The US-Mexico border is nearly 2000 miles, and the estimate for complying with the "Secure Fence Act of 2006" which builds 700 miles of fence, at $4.1Billion, greater than the budget for the Border Patrol ($3.6Billion). Attempts to extend this to a complete fence have failed multiple times in Congress.
At that rate a complete fence would cost at least $12Billion, and it would be completely useless against drug-smuggling drones that could probably be built for less than a thousand dollars, that could fly lower than radar coverage as for the "Virtual Fence," and would not be easily traceable to the origin or destination of the flights.
Drones that could carry humans would probably cost just a little more. Right now, about 500 migrants per year die crossing the US-Mexico border - drones could most probably be safer than that, but it's hard to speculate what safety features human smugglers would employ in illegal drones.
All of Amazons Drone Patents are worthless!
I remember, during the Cold War (and the start of the Drug War), when "cruise missles" first came out.
There were two designs - a short-range one, with an engine that destroyed its bearings during the run, and a long-range one, with better bearings so the engine could be stopped and restarted.
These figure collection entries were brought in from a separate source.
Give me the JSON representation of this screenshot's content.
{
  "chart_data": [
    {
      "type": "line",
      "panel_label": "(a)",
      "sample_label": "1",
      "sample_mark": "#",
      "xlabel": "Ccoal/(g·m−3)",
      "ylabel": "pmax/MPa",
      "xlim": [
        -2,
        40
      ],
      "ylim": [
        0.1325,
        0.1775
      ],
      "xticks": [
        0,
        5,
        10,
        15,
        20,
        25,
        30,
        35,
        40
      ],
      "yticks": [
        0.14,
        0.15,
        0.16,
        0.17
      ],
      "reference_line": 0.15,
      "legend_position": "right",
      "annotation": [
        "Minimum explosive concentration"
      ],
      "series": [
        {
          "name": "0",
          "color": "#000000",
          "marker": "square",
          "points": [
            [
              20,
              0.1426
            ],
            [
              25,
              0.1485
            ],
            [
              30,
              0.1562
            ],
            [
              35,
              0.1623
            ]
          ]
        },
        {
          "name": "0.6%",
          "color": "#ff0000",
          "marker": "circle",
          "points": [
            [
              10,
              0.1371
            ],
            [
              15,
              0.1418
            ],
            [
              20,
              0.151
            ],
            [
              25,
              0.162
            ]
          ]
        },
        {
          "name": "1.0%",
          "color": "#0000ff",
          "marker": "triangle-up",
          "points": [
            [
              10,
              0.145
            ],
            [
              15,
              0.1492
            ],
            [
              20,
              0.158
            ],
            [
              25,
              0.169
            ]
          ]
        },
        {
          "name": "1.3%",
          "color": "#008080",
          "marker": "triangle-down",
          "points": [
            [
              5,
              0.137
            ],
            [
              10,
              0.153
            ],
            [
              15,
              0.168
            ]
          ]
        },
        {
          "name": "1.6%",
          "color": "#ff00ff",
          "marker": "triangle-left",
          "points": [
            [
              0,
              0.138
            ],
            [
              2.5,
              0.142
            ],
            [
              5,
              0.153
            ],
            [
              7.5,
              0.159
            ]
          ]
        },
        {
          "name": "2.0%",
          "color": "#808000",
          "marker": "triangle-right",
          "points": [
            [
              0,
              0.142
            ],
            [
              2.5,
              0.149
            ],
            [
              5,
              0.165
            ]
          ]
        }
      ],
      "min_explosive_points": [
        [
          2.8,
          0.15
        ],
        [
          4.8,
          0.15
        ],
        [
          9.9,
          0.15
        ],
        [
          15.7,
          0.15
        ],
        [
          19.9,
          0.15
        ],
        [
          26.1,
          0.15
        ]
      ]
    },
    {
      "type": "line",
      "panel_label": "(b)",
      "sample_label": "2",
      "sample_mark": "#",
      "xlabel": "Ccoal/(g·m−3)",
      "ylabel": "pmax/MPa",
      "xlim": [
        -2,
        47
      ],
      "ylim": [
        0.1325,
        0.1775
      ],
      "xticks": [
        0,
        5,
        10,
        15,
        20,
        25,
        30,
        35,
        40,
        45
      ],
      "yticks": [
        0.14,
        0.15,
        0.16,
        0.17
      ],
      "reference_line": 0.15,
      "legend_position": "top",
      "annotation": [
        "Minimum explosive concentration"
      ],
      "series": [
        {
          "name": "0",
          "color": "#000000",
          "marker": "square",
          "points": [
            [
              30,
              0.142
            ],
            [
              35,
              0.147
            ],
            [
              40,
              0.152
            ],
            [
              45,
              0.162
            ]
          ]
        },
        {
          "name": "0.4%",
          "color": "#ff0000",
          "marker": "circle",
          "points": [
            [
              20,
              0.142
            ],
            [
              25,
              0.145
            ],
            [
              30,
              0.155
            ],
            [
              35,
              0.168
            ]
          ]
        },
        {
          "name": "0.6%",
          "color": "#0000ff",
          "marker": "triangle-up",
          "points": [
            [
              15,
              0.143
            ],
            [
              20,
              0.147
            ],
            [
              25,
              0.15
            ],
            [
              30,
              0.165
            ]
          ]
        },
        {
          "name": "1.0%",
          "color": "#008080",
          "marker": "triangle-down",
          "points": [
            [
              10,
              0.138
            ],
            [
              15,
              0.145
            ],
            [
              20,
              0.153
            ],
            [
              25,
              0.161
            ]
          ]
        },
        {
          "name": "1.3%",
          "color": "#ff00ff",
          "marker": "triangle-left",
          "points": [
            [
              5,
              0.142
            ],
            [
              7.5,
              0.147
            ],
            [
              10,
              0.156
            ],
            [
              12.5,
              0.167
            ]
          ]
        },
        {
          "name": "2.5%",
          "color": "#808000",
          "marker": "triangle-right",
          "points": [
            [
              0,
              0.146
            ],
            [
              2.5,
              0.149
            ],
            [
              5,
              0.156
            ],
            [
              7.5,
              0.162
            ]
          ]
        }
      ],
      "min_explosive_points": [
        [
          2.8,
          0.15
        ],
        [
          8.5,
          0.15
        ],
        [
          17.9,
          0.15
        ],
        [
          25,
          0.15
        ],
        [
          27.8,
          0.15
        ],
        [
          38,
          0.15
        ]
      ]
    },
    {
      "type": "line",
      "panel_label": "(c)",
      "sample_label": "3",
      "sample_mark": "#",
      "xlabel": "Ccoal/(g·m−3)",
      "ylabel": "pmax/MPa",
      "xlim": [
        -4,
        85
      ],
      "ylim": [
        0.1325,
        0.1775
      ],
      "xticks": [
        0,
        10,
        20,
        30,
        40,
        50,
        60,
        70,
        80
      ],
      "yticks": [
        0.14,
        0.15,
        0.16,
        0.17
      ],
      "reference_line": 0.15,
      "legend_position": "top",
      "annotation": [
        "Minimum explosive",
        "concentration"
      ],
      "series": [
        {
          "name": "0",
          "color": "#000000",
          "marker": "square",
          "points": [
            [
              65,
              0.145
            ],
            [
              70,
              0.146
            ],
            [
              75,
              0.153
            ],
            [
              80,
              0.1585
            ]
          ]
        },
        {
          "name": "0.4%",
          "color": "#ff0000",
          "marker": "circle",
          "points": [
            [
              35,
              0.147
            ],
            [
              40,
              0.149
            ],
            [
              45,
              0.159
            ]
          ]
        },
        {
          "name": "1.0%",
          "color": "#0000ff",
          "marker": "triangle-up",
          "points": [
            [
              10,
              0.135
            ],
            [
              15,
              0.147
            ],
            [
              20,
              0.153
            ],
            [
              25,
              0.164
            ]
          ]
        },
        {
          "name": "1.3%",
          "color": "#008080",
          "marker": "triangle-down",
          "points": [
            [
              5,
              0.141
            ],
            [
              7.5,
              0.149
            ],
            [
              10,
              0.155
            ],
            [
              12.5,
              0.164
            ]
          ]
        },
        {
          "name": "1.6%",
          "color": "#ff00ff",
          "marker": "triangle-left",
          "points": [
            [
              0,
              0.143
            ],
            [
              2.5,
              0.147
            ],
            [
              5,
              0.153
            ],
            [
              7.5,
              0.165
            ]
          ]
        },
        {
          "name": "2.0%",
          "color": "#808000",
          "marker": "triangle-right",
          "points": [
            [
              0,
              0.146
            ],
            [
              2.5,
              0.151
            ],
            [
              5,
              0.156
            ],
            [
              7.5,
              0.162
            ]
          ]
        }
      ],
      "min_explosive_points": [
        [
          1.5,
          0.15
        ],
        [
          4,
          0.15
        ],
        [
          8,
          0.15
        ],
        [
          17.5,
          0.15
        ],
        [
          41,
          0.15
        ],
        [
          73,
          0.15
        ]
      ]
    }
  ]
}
They both used terrain-following, as well as inertial navigation, with onboard radar and a computer that could figure out the drone's location and path from the topography. VERY advanced computing for the time. They could fly at treetop level and thus avoid ground-based radar until it was too late to do anything about them.
The long-range one could carry a payload of about 2/3 ton (suitable for a substantial H-bomb). It navigated well enough that it could be flown into a larg doorway or window (though it would, of course, go out through the far wall...).
I remember thinking that the range was substantually longer than the distance from Columbia to the southwestern US and that 1,350 pounds is a LOT of cocaine. B-)
The downside, of course, was that if it WAS detected, it would look JUST like a cruise missile flying into the US over the Gulf of Mexico...
Bantam Dominique roosters crow a four-note song. Once you've heard it as "Happy BIRTHday" you can't NOT hear it that way
Can someone describe the difference between a "drone" and a "RC helicopter" to me?
I was under the impression a "drone" was autonomous, but many of the news stories about "drones" seem to be just RC toys?
"Nothing strengthens authority so much as silence." - Charles de Gaulle
Smuggle dead body-parts across the (northern) border, dump the cargo randomly, confuse the heck out of the local law-enforcement.
Not only does it not matter, the dictionaries already say you are wrong.
http://dictionary.reference.co...
You are absolutely right (on both counts) and I stand corrected. Thank you for pointing that out.
I must say: it makes me a little sad to have the popular press and "great unwashed" corrupt our specific technical language. But that just dates me -- obviously I'm a fossil.